そんな彼に対し、レイは右手を突き出して、こう言った。
「スキル・強奪!流石にレベルとHPが高いからな。ここまでしないとこのスキルが使えないって思ったんだよ。それにお前の役目はもう終わっている。」
その瞬間、アズモデの体は元のピエロの姿に戻った。
強奪など関係なく、レイは既に彼の役に勝っていた。
つまりレイは数ターン前には彼の役を食っていた。
彼はこの世界に最強の役には不足と判断されたのだろう。
色々とおかしなことがある。
どうして彼は本を持っているのか。
そういう設定なのか。
だから彼はその本をペラペラと捲って確かめた。
そしてふむふむと頷く。
そして彼はこう言った。
「みんな、聞いてくれ。俺は『不殺』を約束させたのは覚えているだろ。だから一撃死のないコマンドバトルを選択した。徐々にHPが奪われる世界なら、ギリギリで止められるからな。」
レイがコマンドバトルを選択した理由はまさにそれだった。
アズモデを殺すなんて考えられなかった。
彼だって、この世界の住民であり、その役をこなしているだけだ。
勿論、皆でわいわいやりたかったのはある。
ただ、あれはあれでかなりめんどくさい。
嫌というわけではなく、かなり時間がかかる。
アズモデさえもレイと比べれば赤子同然になってしまった。
見えない壁さえなければ、瞬殺出来た。
でも、レイの目的はイベント探しだった。
だから死んでしまったら、新たな道が開かないかもしれない。
既に、レイの知らない世界が見え隠れしている。
彼を殺すなんてもってのほかだった。
「それから、この世界は同じ瞬間をずっと繰り返しているらしい。

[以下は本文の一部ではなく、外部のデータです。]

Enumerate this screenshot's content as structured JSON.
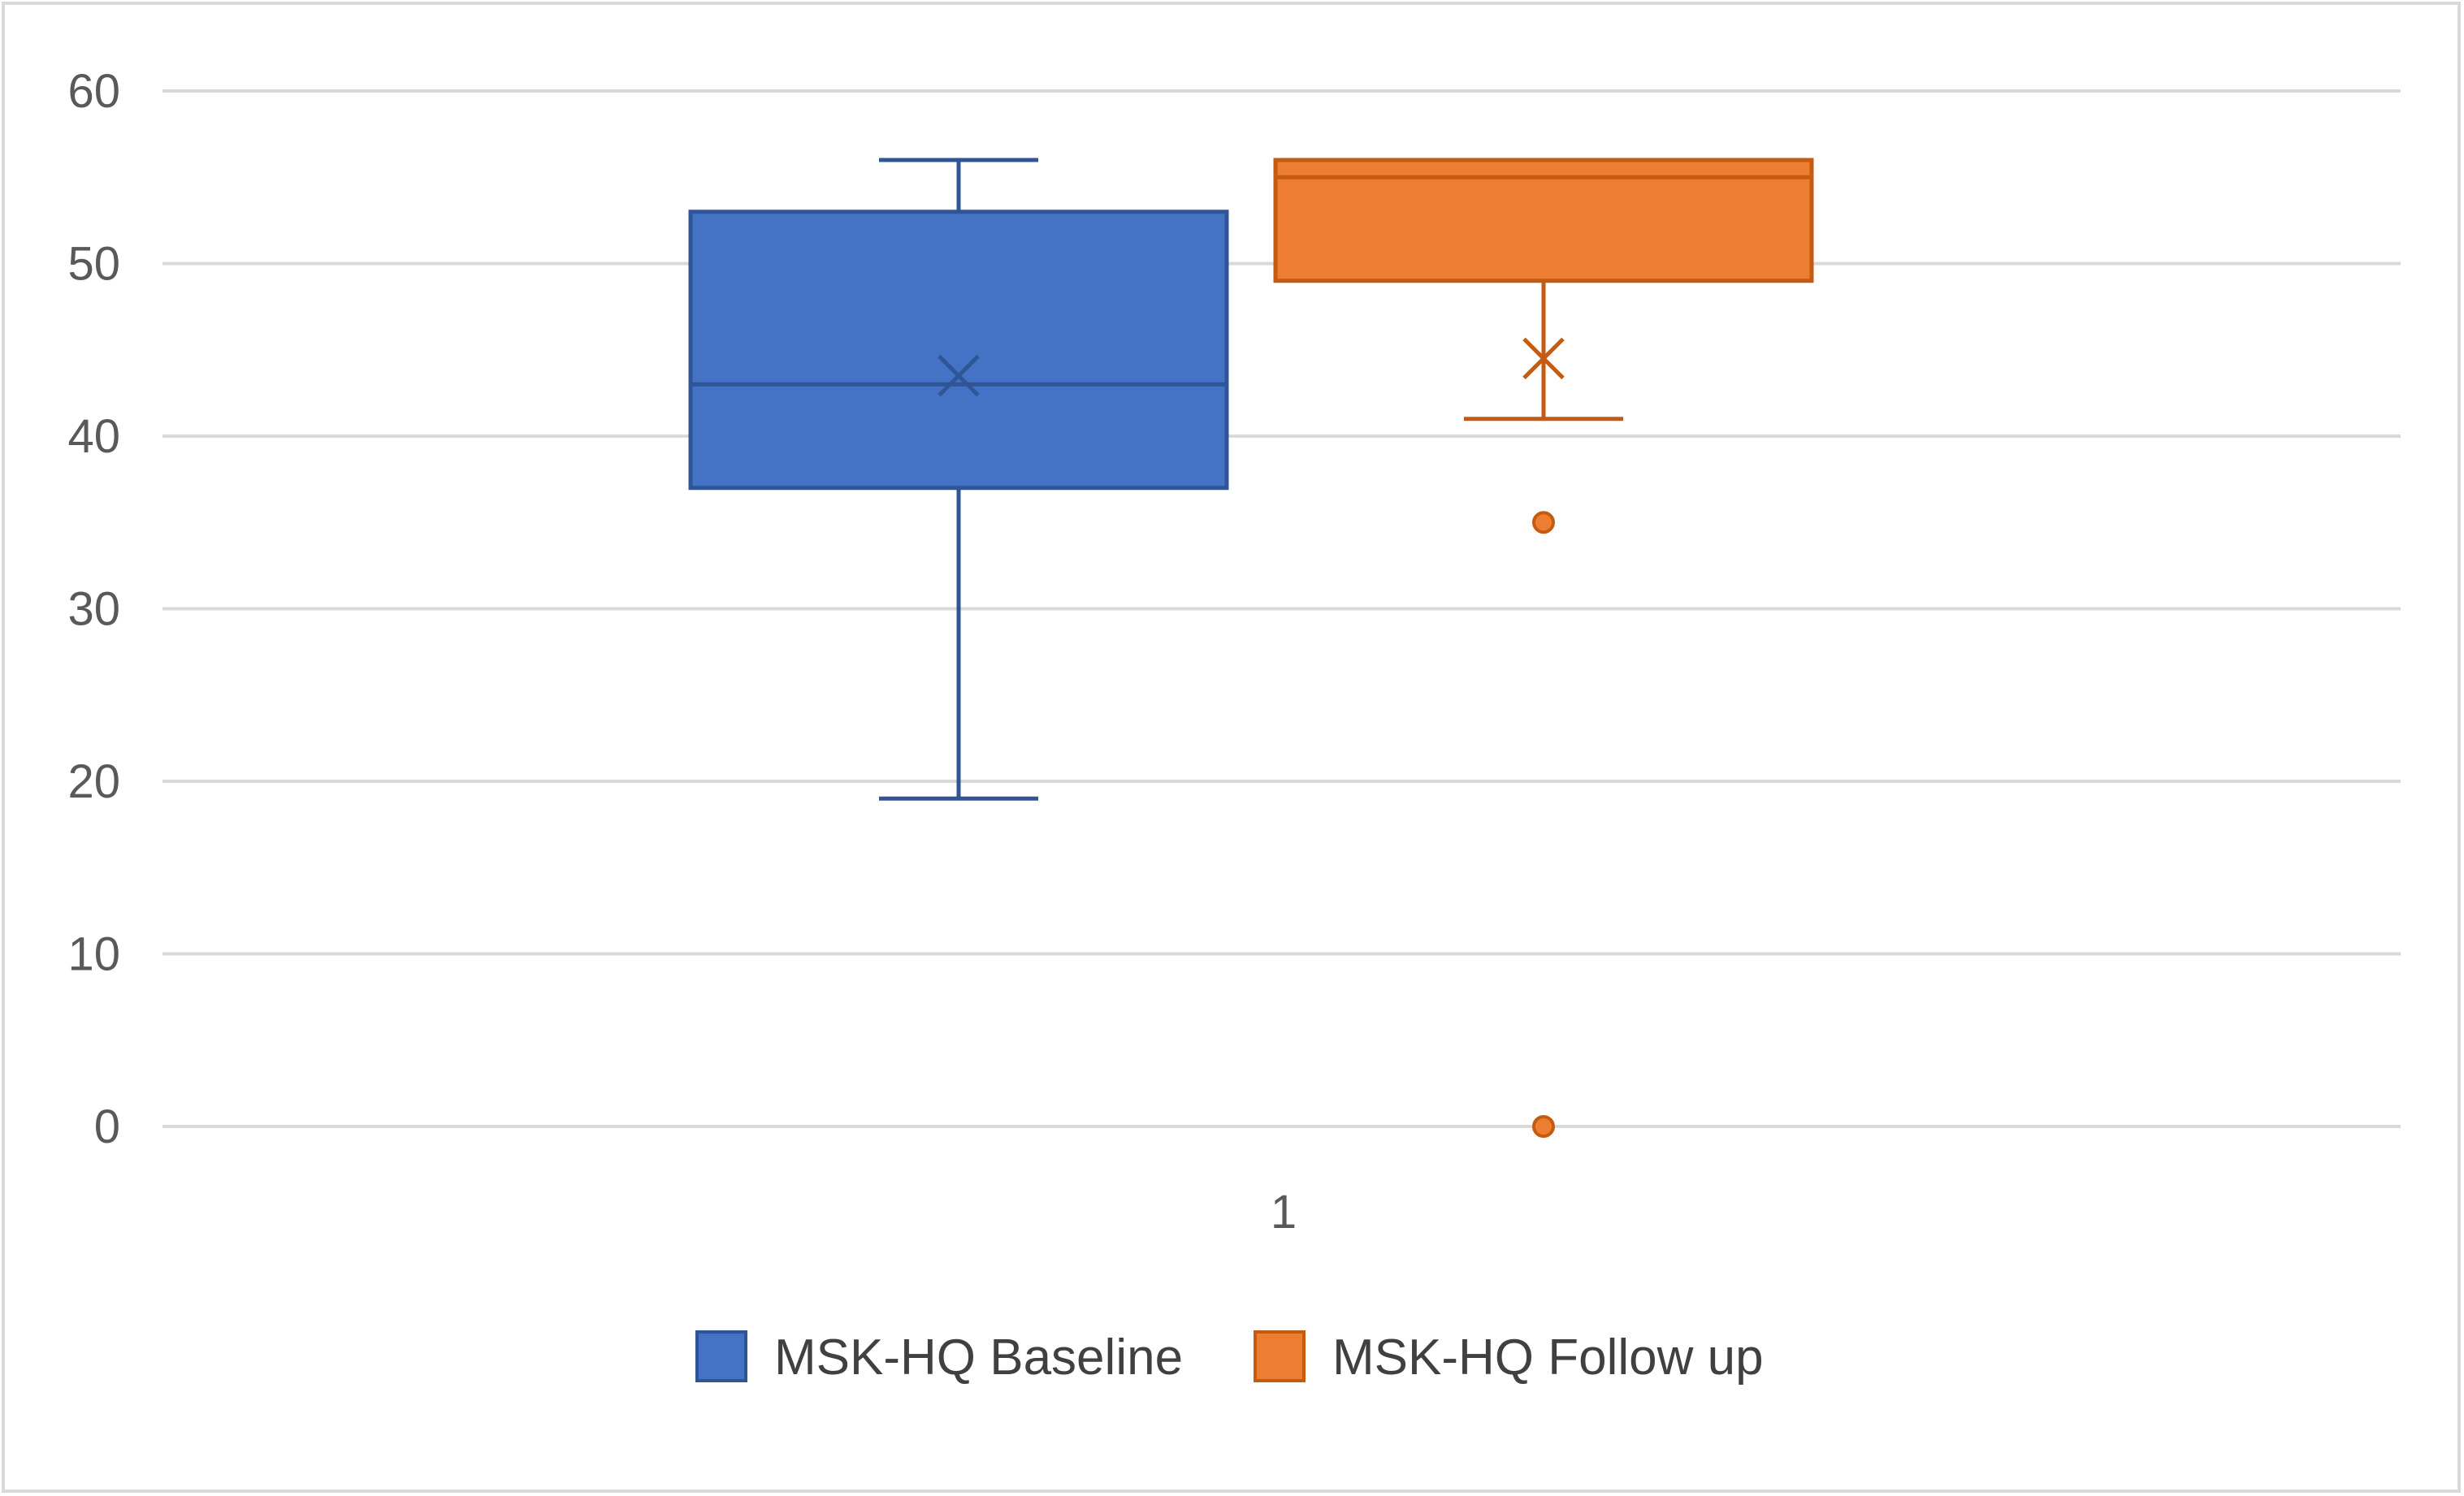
{
  "chart_data": {
    "type": "box",
    "categories": [
      "1"
    ],
    "ylim": [
      0,
      60
    ],
    "yticks": [
      0,
      10,
      20,
      30,
      40,
      50,
      60
    ],
    "grid": true,
    "legend_position": "bottom",
    "series": [
      {
        "name": "MSK-HQ Baseline",
        "color": "#4472c4",
        "edge_color": "#2f5597",
        "whisker_low": 19,
        "q1": 37,
        "median": 43,
        "q3": 53,
        "whisker_high": 56,
        "mean": 43.5,
        "outliers": []
      },
      {
        "name": "MSK-HQ Follow up",
        "color": "#ed7d31",
        "edge_color": "#c55a11",
        "whisker_low": 41,
        "q1": 49,
        "median": 55,
        "q3": 56,
        "whisker_high": 56,
        "mean": 44.5,
        "outliers": [
          35,
          0
        ]
      }
    ]
  }
}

しかも時間が巻き戻るのではなく、作り変えられている。そうじゃないと、俺がクリアした実績が証明できない。それにこの本に書かれているのは、間違いなく昔の俺からの要望書だ。」
もっと経験値稼ぎ出来るようにしたい。
ヒロインイベントの時に敵は現れないでほしい。
戦い慣れたから、敵をもっと強くしてほしい。
残酷描写が見たい。
ヒロインの好感度を上がりやすくしてほしい。
円滑にクリアできるようにして。
サポートが足りていない。
などなど……。レイはそれを見て、最後にその本に書き足した。
無論、モンスター語で書くのでアズモデにも読める。
『アズモデはよく頑張った。もう悪者ぶらなくていい。 by ニイジマレイ』
と書き足した本をレイはアズモデに見せた。
そして、彼は膝から崩れ落ちた。
「もう、自由にしていい。こんな本は……」
びりびりに破って、二度と読めなくした。
もう、こんなことを繰り返さない為。